SECURE Act and Guaranteed Income (Part 3)

The introduction to my last two posts, SECURE Act Part 1 and SECURE Act Part 2, explained:

There are two parts of the SECURE Act that I believe will have the greatest impact on my clients: plan sponsors and plan service providers. The first includes the provisions on retirement income, including the safe harbor for selecting a guaranteed income provider, the ability to distribute guaranteed income investments if a plan no longer want to offer those products, and a new requirement to give participants projection of their retirement income. The second impactful part is the authorization of Open MEPs (Multiple Employer Plans), which the law calls “PEPs” (or Pooled Employer Plans). That change will allow financial institutions to sponsor plans that can be adopted by multiple (or even many) unrelated employers, transferring much of the fiduciary responsibility onto the financial institution.

Part 1 discussed the fiduciary safe harbor for selecting an insurance company to provide the guaranteed retirement income products for defined contribution plans (e.g., 401(k) plans). Part 2 covered the common guaranteed products in 401(k) plans under the pre-SECURE Act rules.

This article talks about two practical issues: (1) the need for the guaranteed retirement income products to be on recordkeeping platforms, and (2) the role of plan advisors in helping 401(k) fiduciaries understand and select the insurance company and the product.

Recordkeeper Platforms

On the first point, in order to an investment product to be in a 401(k) plan, it must be on a recordkeeper’s platform. Then, plan fiduciaries select the investments for their plans from the options on the platform. The typical recordkeeper has hundreds or even thousands of available investments, and the fiduciaries typically select 15 to 25 for their plans. The participants select from those 15 to 25 or are defaulted into an investment on the platform (usually the age-appropriate target date fund). The recordkeeper accounts for those investments, and any changes, and provides daily valuations to the participants (as well as quarterly statements).

The same will hold true for guaranteed income products. While there won’t be thousands of alternative guaranteed products (and in some cases there may only be one . . . at least in the near future) on a recordkeeper’s platform, plan fiduciaries will need to decide whether to add one or more of the guaranteed options on the recordkeeper’s platform to their plan line-ups. Once added, participants will be decide whether to add a guaranteed option to their accounts (or, perhaps, may be defaulted into a QDIA—qualified default investment alternative—that includes a guarantee).

So, the first step is for insurance companies to get their guaranteed products on recordkeeping platforms.

Of course, a guaranteed product could also be available only as a distribution option, but even there, if it is in the plan as a distribution option, it would need to be coordinated with the recordkeeper’s services (e.g., the materials distributed to participants and the call center).

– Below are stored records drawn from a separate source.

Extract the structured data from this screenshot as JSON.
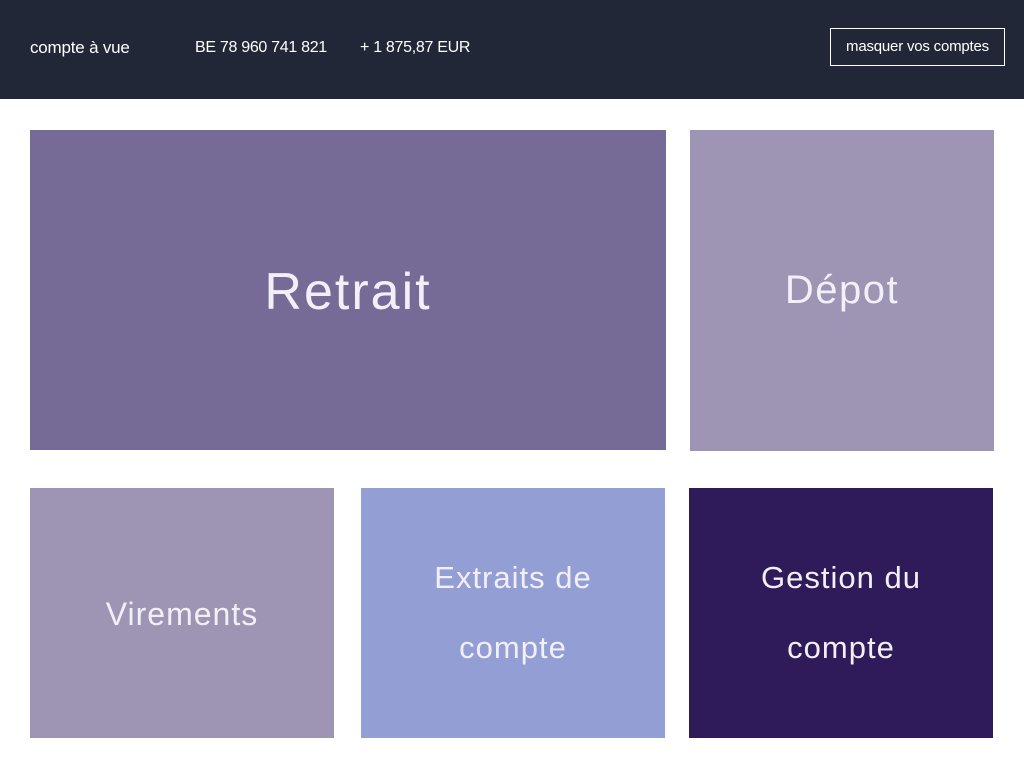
{
  "header": {
    "account_name": "compte à vue",
    "iban": "BE 78 960 741 821",
    "balance": "+ 1 875,87 EUR",
    "hide_accounts_label": "masquer vos comptes"
  },
  "tiles": {
    "retrait": {
      "label": "Retrait",
      "color": "#766a96"
    },
    "depot": {
      "label": "Dépot",
      "color": "#9e95b5"
    },
    "virements": {
      "label": "Virements",
      "color": "#9e95b5"
    },
    "extraits": {
      "line1": "Extraits de",
      "line2": "compte",
      "color": "#939ed4"
    },
    "gestion": {
      "line1": "Gestion du",
      "line2": "compte",
      "color": "#2f1b59"
    }
  },
  "colors": {
    "header_bg": "#212736",
    "tile_text": "#f2eff6"
  }
}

As a result, if insurance companies want to provide guaranteed income products to 401(k) plans, they will need to coordinate with recordkeepers to be placed on their platforms and will need to provide information and services to support the disclosure requirements and recordkeeping services.

The Role of Advisors

What about the plan’s advisor?  There will be several jobs for advisors. Here are three:

  • The SECURE Act requires that plan fiduciaries evaluate the cost of the guaranteed product. Of course, the cost is directly related to the features of the product. As a result, plan sponsors will need help in understanding the costs and features, and in properly evaluating those factors. In all likelihood, and in due course, there will be benchmarking services to help with that.
  • While the SECURE Act has a fiduciary safe harbor for the selection of the insurance company, plan fiduciaries must obtain specified information about the insurance companies that are being considered. Most plan fiduciaries won’t know what information to collect and, even if they have a list, they may not be able to determine if the packages of information from the insurance companies cover all of the requirements. Advisors can play a critical role in satisfying this compliance requirement.
  • And, even though the SECURE Act has a safe harbor, it is likely that plan fiduciaries will want to know that an insurance company is financially strong. Advisors can help plan fiduciaries vet the insurance companies that they are considering.

Conclusions

The SECURE Act clears the path for plans to offer guaranteed retirement income to participants. That is a critical improvement over current law. While it is possible to disagree with the criteria that Congress chose for the safe harbor, it’s hard to disagree with the policy of improving outcomes for retirement income. In my view, this change is likely to lead to high quality, institutionally priced guaranteed products in retirement plans. It is likely that, over time, many plan sponsors will add those products to their plans. It remains to be seen if participants will decide to use them. Even there, and in due course, I expect that guaranteed products will become more popular with both plan sponsors and participants.

The views expressed in this article are the views of Fred Reish, and do not necessarily reflect the views of Faegre Drinker.